Dans ce département, d’ailleurs, l’application de cette circulaire est un vrai casse-tête. Car sur les 265 stations de traitement des eaux usées du département, 135 épandent leurs boues sur des terres agricoles. « Nous sommes un département avec beaucoup de petites stations d’épuration qui n’ont pas d’incinérateur ni de process d’hygiénisation », explique François Bellouard. 

Éviter à tous prix les débordements des stations d’épuration 

Et pour ces petites stations, l’épandage agricole est leur seul moyen de vider leurs cuves. « Elles ont toutes un plan B en cas de boues défectueuses, qui ne pourraient pas être épandues. Mais là, elles doivent toutes utiliser ce plan B en même temps, c’est-à-dire mobiliser un incinérateur dans une autre grande station ou transférer leurs boues dans une station qui a des capacités de stockage et/ou un process d’hygiénisation. »

Et ça bouchonne. Les services de l’État et des collectivités territoriales font donc un vrai travail de fourmi pour recenser au cas par cas la situation de chaque station et trouver des solutions. « Aujourd’hui, on a 25 stations en situation critique. Elles devaient épandre leurs boues ce printemps, mais comme elles n’en ont pas le droit, elles doivent trouver des solutions pour se débarrasser de leurs boues afin de ne pas déborder. Car si elles débordent, c’est une autre catastrophe sanitaire qui s’enchaîne avec la bactérie Escherichia coli dans les eaux de baignade… »

Cependant, malgré une grande proportion de petites stations d’épuration rurales dans le département, « nous avons l’avantage d’avoir plusieurs très grandes stations d’épuration qui ont des incinérateurs dans les agglomérations de Rouen et du Havre », expose François Bellouard.

À titre d’exemple, la Métropole de Rouen, qui gère notamment la grande station Émeraude du Petit-Quevilly, assure que toutes les boues du territoire de la Métropole en cette période de Covid-19 « pourront ainsi être incinérées ». Une solution devrait être trouvée pour chaque station, afin d’éviter tout débordement, rassure la DDTM.

Par ailleurs, l’État demande également à ce que chaque employé des stations d’épuration soit bien protégé contre le virus avec toutes les protections nécessaires (masques, gants…).

Jusqu’à quand durera cette circulaire ?

Mais la question se pose à plus long terme, notamment pour les épandages agricoles. « La grande question, c’est quand il y aura un retour à la normale ?, questionne François Bellouard. Car si cela dure, cela voudra dire qu’on ouvrira une nouvelle ère de fonctionnement des stations d’épuration. »

Le représentant de la DDTM suppose alors que chaque établissement, même les plus petits, devra ainsi incinérer ses boues. Ou alors posséder un process d’hygiénisation des boues pour pouvoir continuer les épandages agricoles. « Mais cela a un coût. On peut aussi imaginer un process mobile qu’on puisse déplacer de station en station. Cela existe dans d’autres pays », projette François Bellouard. Les services de l’État pourraient également envisager de tester chaque boue vouée à l’épandage. À condition d’avoir accès aux précieux tests de Covid-19…

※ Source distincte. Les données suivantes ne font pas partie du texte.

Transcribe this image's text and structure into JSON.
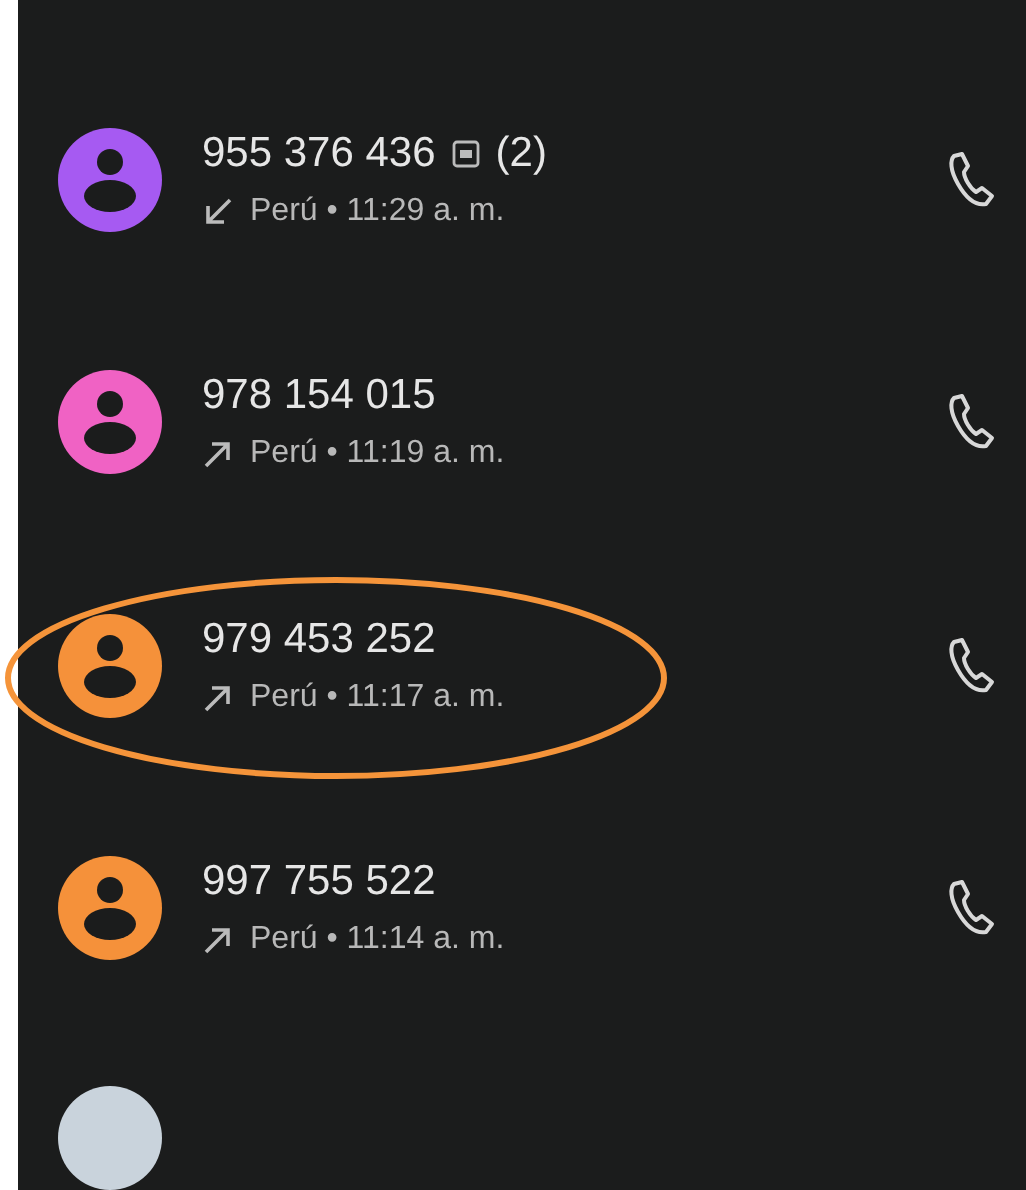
{
  "calls": [
    {
      "number": "955 376 436",
      "count": "(2)",
      "sim_icon": true,
      "kind": "incoming",
      "detail": "Perú • 11:29 a. m.",
      "color": "#a65af2",
      "highlighted": false
    },
    {
      "number": "978 154 015",
      "sim_icon": false,
      "kind": "outgoing",
      "detail": "Perú • 11:19 a. m.",
      "color": "#f062c4",
      "highlighted": false
    },
    {
      "number": "979 453 252",
      "sim_icon": false,
      "kind": "outgoing",
      "detail": "Perú • 11:17 a. m.",
      "color": "#f5913a",
      "highlighted": true
    },
    {
      "number": "997 755 522",
      "sim_icon": false,
      "kind": "outgoing",
      "detail": "Perú • 11:14 a. m.",
      "color": "#f5913a",
      "highlighted": false
    }
  ],
  "peek": {
    "color": "#c9d3dc"
  }
}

Des inquiétudes pour les prochains épandages agricoles 

Des inquiétudes émergent alors pour la prochaine campagne d’épandages agricoles d’automne. Une pénurie de ces boues d’épandages est à craindre, si la situation perdure. « C’est une vraie problématique, car les épandages des boues des stations d’épuration sont de véritables fertilisants écologiques pour les sols, qui évite aux agriculteurs d’avoir recours à des produits phytosanitaires. »

Certains agriculteurs ont entendu parler de la situation. S’ils ne sont pas encore dans l’inquiétude, ils s’interrogent. « Quid du développement du virus à l’air libre ? Dans les sols ? La science doit travailler pour nous apporter des réponses. Mais je pense que d’ici la prochaine campagne d’épandage, les scientifiques nous auront fait un retour sur la question », espère Stéphane Donckele, agriculteur et secrétaire général de la FDSEA 76.